Die Pauschalierung der Lohnsteuer ist nur „auf Antrag”, d.h. mit Zustimmung des Arbeitgeber zulässig. Hat der Arbeitgeber keinen Antrag auf Pauschalierung gestellt, ist ein Lohnsteuer-Nachforderungsbescheid rechtswidrig.
Normenkette
EStG § 38 Abs. 2 S. 1, § 40a Abs. 2, § 42d Abs. 1, 3
Streitjahr(e)
1991, 1992
Nachgehend
Tatbestand
Streitig ist, ob der Kläger Schwarzlöhne gezahlt hat.
Der Kläger ist Zahnarzt. Er betätigt sich auch auf dem Immobiliensektor, indem er sanierungsbedürftige Geschäftsbauten erwirbt und nach Renovierungs- und Modernisierungsarbeiten verkauft oder verpachtet. Wegen des besonderen Konzepts des Objekts „Markthalle X” war der Kläger gezwungen, dort selbst als Inhaber von mehreren Verkaufsständen aufzutreten, als er für sie keine Mieter oder Pächter fand. Die Stände, u.a. auch ein Pizza- und Nudelstand, wurden ausschließlich mit Fremdpersonal betrieben.
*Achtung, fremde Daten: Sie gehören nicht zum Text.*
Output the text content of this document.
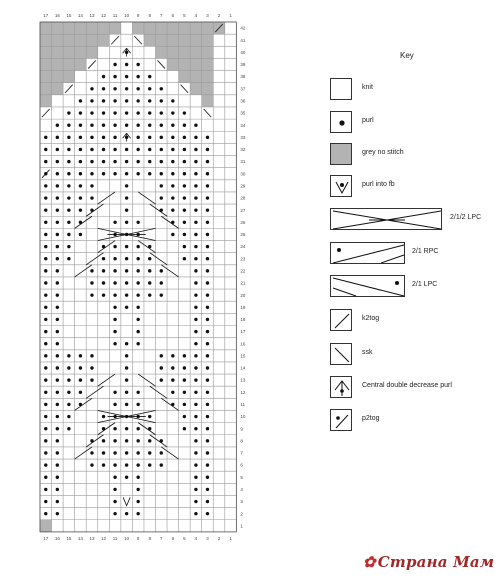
17
17
16
16
15
15
14
14
13
13
12
12
11
11
10
10
9
9
8
8
7
7
6
6
5
5
4
4
3
3
2
2
1
1
42
41
40
39
38
37
36
35
34
33
32
31
30
29
28
27
26
25
24
23
22
21
20
19
18
17
16
15
14
13
12
11
10
9
8
7
6
5
4
3
2
1
Key
knit
purl
grey no stitch
purl into fb
2/1/2 LPC
2/1 RPC
2/1 LPC
k2tog
ssk
Central double decrease purl
p2tog
✿ Страна Мам
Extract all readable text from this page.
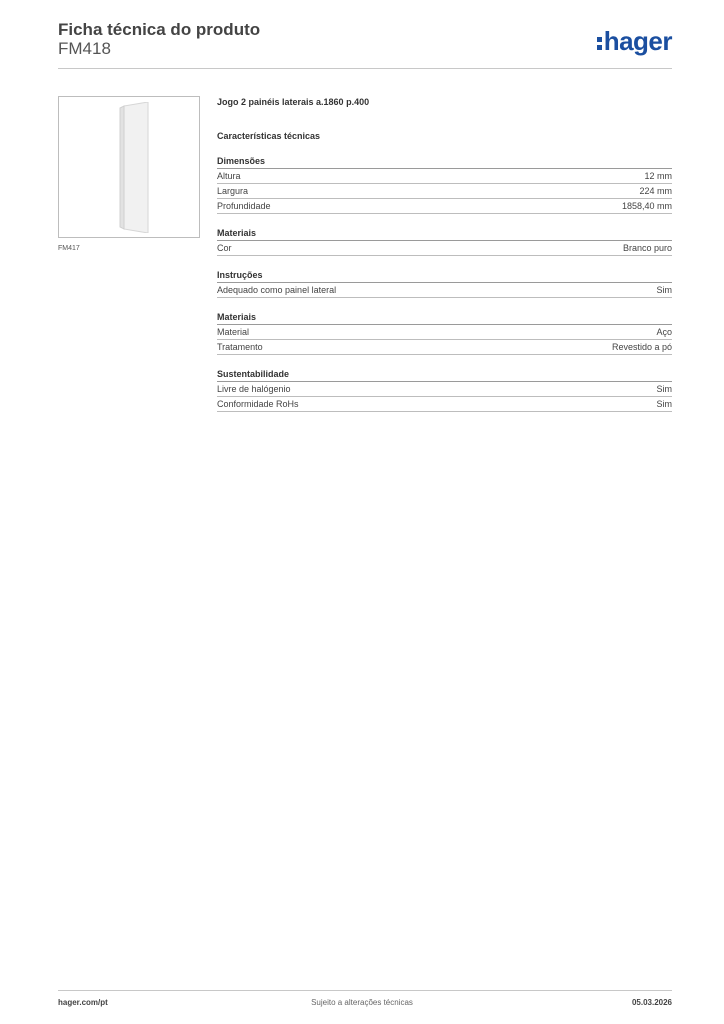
Ficha técnica do produto
FM418	hager
FM417
Jogo 2 painéis laterais a.1860 p.400
Características técnicas
Dimensões
Altura	12 mm
Largura	224 mm
Profundidade	1858,40 mm
Materiais
Cor	Branco puro
Instruções
Adequado como painel lateral	Sim
Materiais
Material	Aço
Tratamento	Revestido a pó
Sustentabilidade
Livre de halógenio	Sim
Conformidade RoHs	Sim
hager.com/pt	Sujeito a alterações técnicas	05.03.2026
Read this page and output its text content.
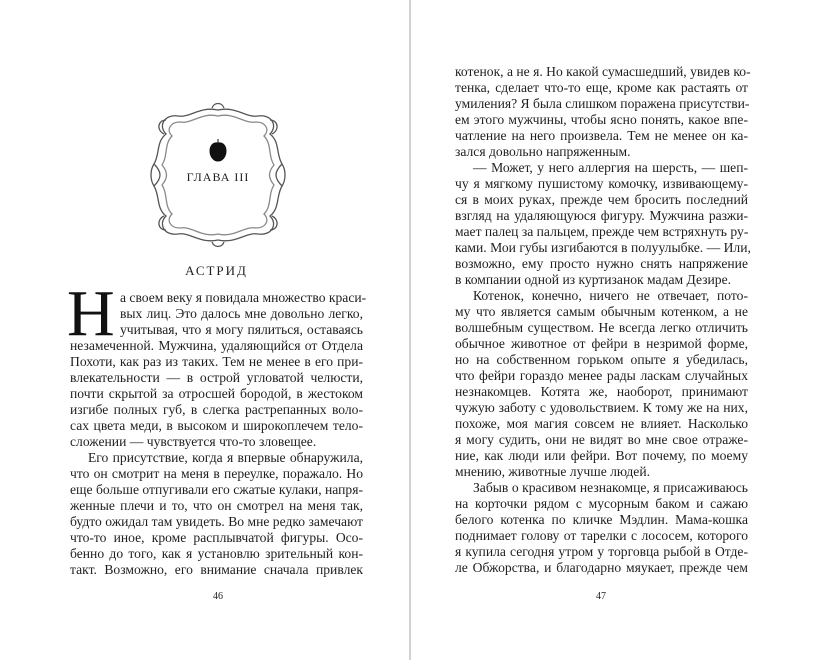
ГЛАВА III
АСТРИД
Н а своем веку я повидала множество краси-
вых лиц. Это далось мне довольно легко,
учитывая, что я могу пялиться, оставаясь
незамеченной. Мужчина, удаляющийся от Отдела
Похоти, как раз из таких. Тем не менее в его при-
влекательности — в острой угловатой челюсти,
почти скрытой за отросшей бородой, в жестоком
изгибе полных губ, в слегка растрепанных воло-
сах цвета меди, в высоком и широкоплечем тело-
сложении — чувствуется что-то зловещее.
Его присутствие, когда я впервые обнаружила,
что он смотрит на меня в переулке, поражало. Но
еще больше отпугивали его сжатые кулаки, напря-
женные плечи и то, что он смотрел на меня так,
будто ожидал там увидеть. Во мне редко замечают
что-то иное, кроме расплывчатой фигуры. Осо-
бенно до того, как я установлю зрительный кон-
такт. Возможно, его внимание сначала привлек
46
котенок, а не я. Но какой сумасшедший, увидев ко-
тенка, сделает что-то еще, кроме как растаять от
умиления? Я была слишком поражена присутстви-
ем этого мужчины, чтобы ясно понять, какое впе-
чатление на него произвела. Тем не менее он ка-
зался довольно напряженным.
— Может, у него аллергия на шерсть, — шеп-
чу я мягкому пушистому комочку, извивающему-
ся в моих руках, прежде чем бросить последний
взгляд на удаляющуюся фигуру. Мужчина разжи-
мает палец за пальцем, прежде чем встряхнуть ру-
ками. Мои губы изгибаются в полуулыбке. — Или,
возможно, ему просто нужно снять напряжение
в компании одной из куртизанок мадам Дезире.
Котенок, конечно, ничего не отвечает, пото-
му что является самым обычным котенком, а не
волшебным существом. Не всегда легко отличить
обычное животное от фейри в незримой форме,
но на собственном горьком опыте я убедилась,
что фейри гораздо менее рады ласкам случайных
незнакомцев. Котята же, наоборот, принимают
чужую заботу с удовольствием. К тому же на них,
похоже, моя магия совсем не влияет. Насколько
я могу судить, они не видят во мне свое отраже-
ние, как люди или фейри. Вот почему, по моему
мнению, животные лучше людей.
Забыв о красивом незнакомце, я присаживаюсь
на корточки рядом с мусорным баком и сажаю
белого котенка по кличке Мэдлин. Мама-кошка
поднимает голову от тарелки с лососем, которого
я купила сегодня утром у торговца рыбой в Отде-
ле Обжорства, и благодарно мяукает, прежде чем
47
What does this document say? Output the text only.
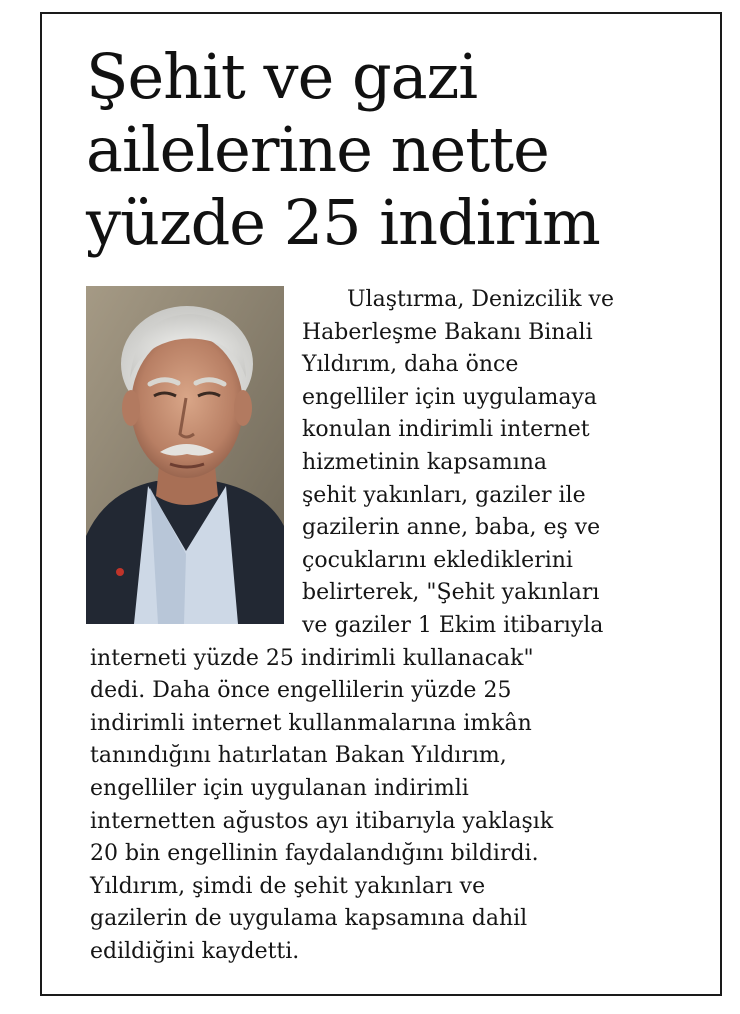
Şehit ve gazi
ailelerine nette
yüzde 25 indirim
Ulaştırma, Denizcilik ve
Haberleşme Bakanı Binali
Yıldırım, daha önce
engelliler için uygulamaya
konulan indirimli internet
hizmetinin kapsamına
şehit yakınları, gaziler ile
gazilerin anne, baba, eş ve
çocuklarını eklediklerini
belirterek, "Şehit yakınları
ve gaziler 1 Ekim itibarıyla
interneti yüzde 25 indirimli kullanacak"
dedi. Daha önce engellilerin yüzde 25
indirimli internet kullanmalarına imkân
tanındığını hatırlatan Bakan Yıldırım,
engelliler için uygulanan indirimli
internetten ağustos ayı itibarıyla yaklaşık
20 bin engellinin faydalandığını bildirdi.
Yıldırım, şimdi de şehit yakınları ve
gazilerin de uygulama kapsamına dahil
edildiğini kaydetti.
Als im Rahmen einer allgemeinen Außenprüfung der Prüfer Unterlagen bezüglich des Pizza- und Nudelstands anforderte, händigte der Kläger dem Prüfer zwei Aktenordner aus. In einem befanden sich handschriftliche Unterlagen, aus denen sich Tageserlöse und Kosten ergeben, die nicht mit den erklärten Besteuerungsgrundlagen übereinstimmen. Die Aufzeichnungen weisen für die Monate Oktober 1991 bis Januar 1992 neben der Rubrik „Gehälter” auch die Rubriken „Gehälter schwarz” bzw. „Gehälter schw” mit Beträgen aus, hinter denen jeweils ein Arbeitnehmer namentlich aufgeführt bzw. „Aushilfen” oder „RE schwarz” vermerkt ist (Einzelheiten Bl. 48 ff Lohnsteuer-Arbeitgeberakte – LStA).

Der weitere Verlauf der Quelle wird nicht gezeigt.